Masyarakat Tak Suka Makanan Cacat, Limbah Makanan Terus Bertambah di SingapuraFoto: Getty Images

Beberapa perusahaan sudah mencoba menarik konsumen memilih makanan cacat. FairPrice menjual makanan cacat dengan harga lebih murah. Seperti sekantung buah didiskon menjadi 2 SGD (Rp. 19.000), dengan hal itu dapat menyelamatkan 250.000kg buah dalam setahun.

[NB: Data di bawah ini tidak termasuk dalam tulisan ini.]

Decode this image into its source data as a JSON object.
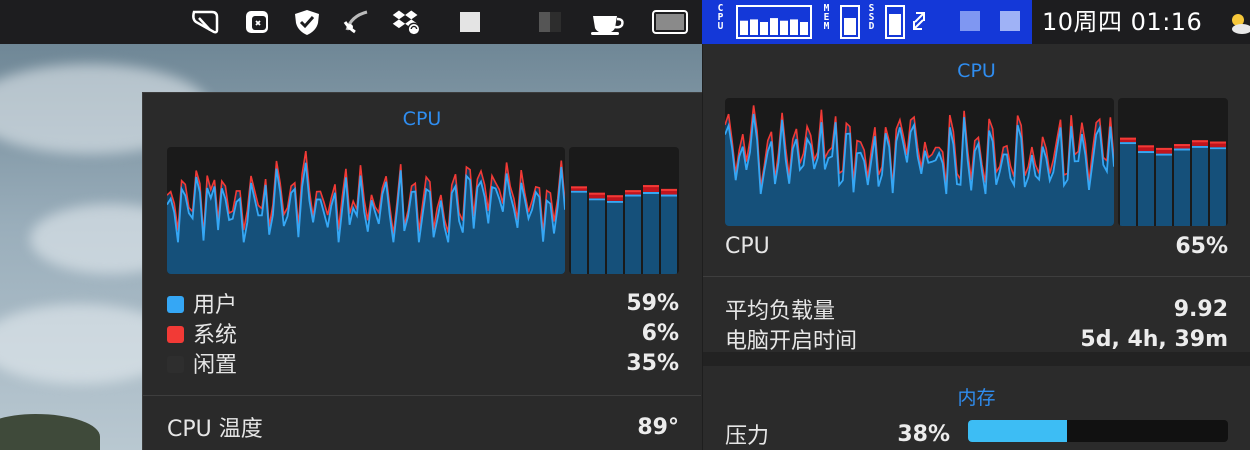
{
  "menubar": {
    "icons": [
      "bridge-icon",
      "screenshot-icon",
      "vpn-shield-icon",
      "satellite-icon",
      "dropbox-sync-icon",
      "blank-icon",
      "blank-icon",
      "coffee-cup-icon",
      "window-icon"
    ],
    "istat": {
      "cpu_label": "CPU",
      "mem_label": "MEM",
      "ssd_label": "SSD",
      "cpu_bars": [
        0.55,
        0.6,
        0.5,
        0.65,
        0.55,
        0.6,
        0.5
      ],
      "mem_level": 0.65,
      "ssd_level": 0.8
    },
    "clock": "10周四 01:16",
    "weather_icon": "partly-sunny-icon"
  },
  "left_panel": {
    "title": "CPU",
    "legend": [
      {
        "label": "用户",
        "value": "59%",
        "color": "#35a7f5"
      },
      {
        "label": "系统",
        "value": "6%",
        "color": "#f23a36"
      },
      {
        "label": "闲置",
        "value": "35%",
        "color": "#2e2e2e"
      }
    ],
    "temp_label": "CPU 温度",
    "temp_value": "89°",
    "core_bars": [
      {
        "user": 0.64,
        "system": 0.05
      },
      {
        "user": 0.58,
        "system": 0.06
      },
      {
        "user": 0.56,
        "system": 0.06
      },
      {
        "user": 0.61,
        "system": 0.05
      },
      {
        "user": 0.63,
        "system": 0.07
      },
      {
        "user": 0.61,
        "system": 0.06
      }
    ]
  },
  "right_panel": {
    "cpu_title": "CPU",
    "cpu_label": "CPU",
    "cpu_value": "65%",
    "load_label": "平均负载量",
    "load_value": "9.92",
    "uptime_label": "电脑开启时间",
    "uptime_value": "5d, 4h, 39m",
    "mem_title": "内存",
    "pressure_label": "压力",
    "pressure_value": "38%",
    "pressure_level": 0.38,
    "core_bars": [
      {
        "user": 0.64,
        "system": 0.05
      },
      {
        "user": 0.57,
        "system": 0.06
      },
      {
        "user": 0.55,
        "system": 0.06
      },
      {
        "user": 0.59,
        "system": 0.05
      },
      {
        "user": 0.61,
        "system": 0.06
      },
      {
        "user": 0.6,
        "system": 0.06
      }
    ]
  },
  "colors": {
    "user": "#35a7f5",
    "system": "#f23a36",
    "fill": "#15507a",
    "accent": "#2f8df0"
  }
}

Program tersebut termasuk dalam rangka pengurangan limbah makanan. Tahun lalu, FairPrice telah mengurangi limbah sebesar 40% dari 2,2 juta
kg menjadi 1,3 juta kg.

FairPrice berharap orang lebih mau menerima makanan cacat, tentu dengan harga berbeda. Dan juga berharap seiringnya waktu konsep makanan cacat akan berubah.

Selain buah dan sayuran, makanan kaleng juga punya kontribusi limbah. FairPrice menyumbangkan kaleng sedikit penyok atau hampir kadaluarsa pada yang membutuhkan. Mr Quek, yang mengelola program ini mengatakan banyak orang yang masih membutuhkan dan banyak makanan dibuang tanpa dikonsumsi. Jadi lebih baik disatukan juga ramah lingkungan.

Masyarakat Tak Suka Makanan Cacat, Limbah Makanan Terus Bertambah di SingapuraFoto: Getty Images

FairPrice juga memasang ruang pendingin agar bisa menerima lebih banyak donasi makanan seperti daging.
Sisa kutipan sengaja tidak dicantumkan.